Switching between multi-processing and main process

Hi all,

I am fairly new to multi-processing and could not find info on running parts of a python code on a single main process as part of a distributed training e.g. single node and 8 GPUs.

I launch as follow:
OMP_NUM_THREADS=12 CUDA_VISIBLE_DEVICES=0,1,2,3,4,5,6,7 torchrun --standalone --nnodes=1 --nproc_per_node=8 my_python_script.py --my_parser_args …

Distributed training works well, for context I use HuggingFace trainer with FairScale --sharded_ddp zero_dp_2, however it seems that the whole script is executed as many times as there are devices, in this case 8 times.
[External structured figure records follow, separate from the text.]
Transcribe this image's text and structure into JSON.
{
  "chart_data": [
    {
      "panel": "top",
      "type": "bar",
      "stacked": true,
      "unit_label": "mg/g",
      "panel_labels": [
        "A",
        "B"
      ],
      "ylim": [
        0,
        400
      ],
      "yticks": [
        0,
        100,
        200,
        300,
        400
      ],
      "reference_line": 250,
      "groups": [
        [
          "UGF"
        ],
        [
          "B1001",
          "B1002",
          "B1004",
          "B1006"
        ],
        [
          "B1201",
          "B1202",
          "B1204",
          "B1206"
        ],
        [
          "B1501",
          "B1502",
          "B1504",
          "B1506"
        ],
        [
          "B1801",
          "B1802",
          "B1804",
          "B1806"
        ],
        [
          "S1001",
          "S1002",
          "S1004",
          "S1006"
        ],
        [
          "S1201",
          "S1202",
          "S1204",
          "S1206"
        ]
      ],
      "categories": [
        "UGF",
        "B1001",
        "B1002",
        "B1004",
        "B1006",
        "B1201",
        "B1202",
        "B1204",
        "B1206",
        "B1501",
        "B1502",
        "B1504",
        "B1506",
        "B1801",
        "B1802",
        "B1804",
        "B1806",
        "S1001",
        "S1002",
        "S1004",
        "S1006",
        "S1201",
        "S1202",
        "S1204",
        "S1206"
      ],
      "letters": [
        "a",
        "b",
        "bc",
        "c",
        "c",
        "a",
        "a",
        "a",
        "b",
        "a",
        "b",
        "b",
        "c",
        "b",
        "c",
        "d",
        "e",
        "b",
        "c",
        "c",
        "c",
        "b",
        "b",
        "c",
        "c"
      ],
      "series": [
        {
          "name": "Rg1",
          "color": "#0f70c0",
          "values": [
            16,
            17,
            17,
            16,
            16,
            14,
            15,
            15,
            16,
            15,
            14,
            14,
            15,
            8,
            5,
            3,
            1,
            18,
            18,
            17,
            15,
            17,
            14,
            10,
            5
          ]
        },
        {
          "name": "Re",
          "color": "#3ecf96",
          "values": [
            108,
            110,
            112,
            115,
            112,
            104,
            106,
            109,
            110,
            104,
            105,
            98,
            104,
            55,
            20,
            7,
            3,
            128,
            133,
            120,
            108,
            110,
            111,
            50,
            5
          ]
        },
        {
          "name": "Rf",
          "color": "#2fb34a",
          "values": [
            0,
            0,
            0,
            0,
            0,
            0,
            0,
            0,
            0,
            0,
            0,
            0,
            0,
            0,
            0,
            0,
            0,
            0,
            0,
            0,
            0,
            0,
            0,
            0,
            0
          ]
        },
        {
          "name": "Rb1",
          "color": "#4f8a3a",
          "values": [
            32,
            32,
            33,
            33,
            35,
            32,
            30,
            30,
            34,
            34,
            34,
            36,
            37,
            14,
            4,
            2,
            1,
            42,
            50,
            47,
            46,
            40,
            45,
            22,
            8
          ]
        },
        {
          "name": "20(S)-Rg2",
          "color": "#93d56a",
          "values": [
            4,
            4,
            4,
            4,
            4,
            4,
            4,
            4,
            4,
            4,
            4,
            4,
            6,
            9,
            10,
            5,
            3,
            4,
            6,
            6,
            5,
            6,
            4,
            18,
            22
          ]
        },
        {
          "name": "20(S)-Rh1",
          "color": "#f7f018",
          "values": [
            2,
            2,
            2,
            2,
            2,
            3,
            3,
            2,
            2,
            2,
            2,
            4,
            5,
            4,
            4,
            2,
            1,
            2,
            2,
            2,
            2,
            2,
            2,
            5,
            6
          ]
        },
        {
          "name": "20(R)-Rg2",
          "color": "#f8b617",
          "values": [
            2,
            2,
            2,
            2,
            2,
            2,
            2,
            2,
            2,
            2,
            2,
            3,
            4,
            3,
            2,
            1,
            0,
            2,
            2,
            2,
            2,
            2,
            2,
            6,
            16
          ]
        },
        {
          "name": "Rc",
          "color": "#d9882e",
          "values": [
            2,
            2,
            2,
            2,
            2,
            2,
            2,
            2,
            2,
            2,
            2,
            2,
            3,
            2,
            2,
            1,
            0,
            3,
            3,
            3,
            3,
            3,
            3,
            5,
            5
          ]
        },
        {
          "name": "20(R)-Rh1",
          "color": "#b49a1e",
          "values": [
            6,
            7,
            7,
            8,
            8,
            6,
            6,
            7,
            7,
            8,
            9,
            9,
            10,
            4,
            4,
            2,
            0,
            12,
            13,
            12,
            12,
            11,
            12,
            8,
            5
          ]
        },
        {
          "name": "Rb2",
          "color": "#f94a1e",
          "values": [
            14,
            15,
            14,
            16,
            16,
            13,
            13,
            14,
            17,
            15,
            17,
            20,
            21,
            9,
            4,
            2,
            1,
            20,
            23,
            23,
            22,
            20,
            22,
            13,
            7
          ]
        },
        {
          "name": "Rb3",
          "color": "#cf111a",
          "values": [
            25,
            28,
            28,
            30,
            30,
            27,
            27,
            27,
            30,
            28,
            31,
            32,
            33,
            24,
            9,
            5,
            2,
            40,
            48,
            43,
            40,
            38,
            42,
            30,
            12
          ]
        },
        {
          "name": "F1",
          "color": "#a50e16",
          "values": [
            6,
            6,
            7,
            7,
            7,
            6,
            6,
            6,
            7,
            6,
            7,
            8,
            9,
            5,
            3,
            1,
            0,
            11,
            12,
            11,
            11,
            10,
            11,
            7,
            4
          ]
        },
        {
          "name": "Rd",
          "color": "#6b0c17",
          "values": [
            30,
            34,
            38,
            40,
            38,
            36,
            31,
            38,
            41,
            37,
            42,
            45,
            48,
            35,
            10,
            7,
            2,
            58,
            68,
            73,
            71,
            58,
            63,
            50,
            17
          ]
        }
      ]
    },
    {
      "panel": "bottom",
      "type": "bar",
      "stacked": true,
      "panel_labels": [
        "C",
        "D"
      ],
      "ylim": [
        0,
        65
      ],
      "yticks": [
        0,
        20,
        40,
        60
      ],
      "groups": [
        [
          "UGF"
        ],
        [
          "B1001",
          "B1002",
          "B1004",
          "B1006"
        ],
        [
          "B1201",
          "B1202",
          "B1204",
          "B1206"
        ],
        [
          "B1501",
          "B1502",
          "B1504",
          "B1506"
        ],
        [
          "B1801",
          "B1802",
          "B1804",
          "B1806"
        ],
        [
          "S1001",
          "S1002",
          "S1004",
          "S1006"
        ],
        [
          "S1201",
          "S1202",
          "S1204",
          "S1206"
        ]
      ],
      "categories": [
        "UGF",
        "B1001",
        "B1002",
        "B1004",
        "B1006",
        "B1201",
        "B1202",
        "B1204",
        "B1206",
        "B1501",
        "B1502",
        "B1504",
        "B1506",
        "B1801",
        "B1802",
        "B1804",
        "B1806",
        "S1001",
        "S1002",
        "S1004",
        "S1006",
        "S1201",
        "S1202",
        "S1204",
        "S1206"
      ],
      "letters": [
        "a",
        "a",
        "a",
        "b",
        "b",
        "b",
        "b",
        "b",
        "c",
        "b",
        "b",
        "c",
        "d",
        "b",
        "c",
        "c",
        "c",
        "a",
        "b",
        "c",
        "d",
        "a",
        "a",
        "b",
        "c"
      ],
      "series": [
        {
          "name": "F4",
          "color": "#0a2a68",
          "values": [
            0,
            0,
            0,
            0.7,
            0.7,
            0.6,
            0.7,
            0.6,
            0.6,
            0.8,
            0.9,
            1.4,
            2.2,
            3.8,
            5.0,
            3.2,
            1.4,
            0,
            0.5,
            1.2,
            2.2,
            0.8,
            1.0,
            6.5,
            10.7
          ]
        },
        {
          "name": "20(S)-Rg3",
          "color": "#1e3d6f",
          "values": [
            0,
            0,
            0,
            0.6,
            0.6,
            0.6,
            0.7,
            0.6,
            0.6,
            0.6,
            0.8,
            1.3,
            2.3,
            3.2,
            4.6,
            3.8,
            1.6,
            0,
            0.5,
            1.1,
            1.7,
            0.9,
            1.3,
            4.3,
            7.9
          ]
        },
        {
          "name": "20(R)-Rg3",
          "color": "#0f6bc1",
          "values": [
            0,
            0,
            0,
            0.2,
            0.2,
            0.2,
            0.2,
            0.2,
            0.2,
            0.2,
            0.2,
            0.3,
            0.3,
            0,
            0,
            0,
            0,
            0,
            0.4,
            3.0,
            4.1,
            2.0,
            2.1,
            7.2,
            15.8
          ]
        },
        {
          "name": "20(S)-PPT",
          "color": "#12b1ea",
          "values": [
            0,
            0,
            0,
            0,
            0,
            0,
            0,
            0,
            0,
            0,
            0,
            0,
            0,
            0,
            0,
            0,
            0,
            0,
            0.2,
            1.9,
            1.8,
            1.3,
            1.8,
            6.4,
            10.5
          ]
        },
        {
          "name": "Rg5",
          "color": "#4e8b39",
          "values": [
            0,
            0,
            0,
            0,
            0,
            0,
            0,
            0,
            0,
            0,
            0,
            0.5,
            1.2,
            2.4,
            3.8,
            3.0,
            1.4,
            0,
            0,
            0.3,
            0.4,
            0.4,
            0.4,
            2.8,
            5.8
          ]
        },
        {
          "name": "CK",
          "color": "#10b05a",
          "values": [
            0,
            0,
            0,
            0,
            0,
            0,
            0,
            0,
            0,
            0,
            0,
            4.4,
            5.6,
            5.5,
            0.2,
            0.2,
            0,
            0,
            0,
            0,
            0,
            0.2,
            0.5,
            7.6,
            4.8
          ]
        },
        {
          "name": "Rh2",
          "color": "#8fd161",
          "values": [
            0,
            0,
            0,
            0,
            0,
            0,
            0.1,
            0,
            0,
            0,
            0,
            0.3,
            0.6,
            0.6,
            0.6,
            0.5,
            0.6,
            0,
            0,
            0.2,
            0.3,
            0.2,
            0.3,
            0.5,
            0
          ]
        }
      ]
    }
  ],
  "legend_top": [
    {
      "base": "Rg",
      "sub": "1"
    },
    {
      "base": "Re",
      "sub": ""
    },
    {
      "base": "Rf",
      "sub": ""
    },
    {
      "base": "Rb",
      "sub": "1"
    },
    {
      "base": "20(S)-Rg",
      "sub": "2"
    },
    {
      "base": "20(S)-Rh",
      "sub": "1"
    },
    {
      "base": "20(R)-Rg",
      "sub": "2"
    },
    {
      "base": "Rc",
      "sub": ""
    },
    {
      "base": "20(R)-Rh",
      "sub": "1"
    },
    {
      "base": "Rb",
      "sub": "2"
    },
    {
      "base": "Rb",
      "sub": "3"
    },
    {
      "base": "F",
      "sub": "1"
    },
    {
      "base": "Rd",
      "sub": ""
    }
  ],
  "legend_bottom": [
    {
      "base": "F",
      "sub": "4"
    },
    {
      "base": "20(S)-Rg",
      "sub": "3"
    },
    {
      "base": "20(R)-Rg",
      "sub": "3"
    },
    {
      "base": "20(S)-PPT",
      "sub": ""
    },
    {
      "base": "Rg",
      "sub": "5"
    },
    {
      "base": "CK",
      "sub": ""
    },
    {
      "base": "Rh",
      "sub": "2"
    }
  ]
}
This can be seen as e.g. all prints are replicated.

To my understanding, ideally the whole part of the script before training (which doesnt require GPUs) should only run as a single main process e.g. importing data, setting up hyper-parameters and so on. And once the training starts, it should be replicated to as many processes as there are used GPUs.

What is the PyTorch way to locally disable multi-processing please ?
In HuggingFace, there is an option “main_process_first” which lets a block of code be run with the main process, e.g. dataset pre-processing with tokenizer.

Thanks !

No, most likely this wouldn’t be ideal as you might be running into the Python GIL, which would then slow down your entire code. The single process - multiple devices approach is used in e.g. nn.DataParallel and is thus not recommended.
Since your workflow already seems to work fine, you should get the best performance using a single process per device.

Thanks for your answer, then I will continue this way if it seems desired that all operations including pre-processing and setup stages are replicated as many times as there are GPU devices used in distributed training.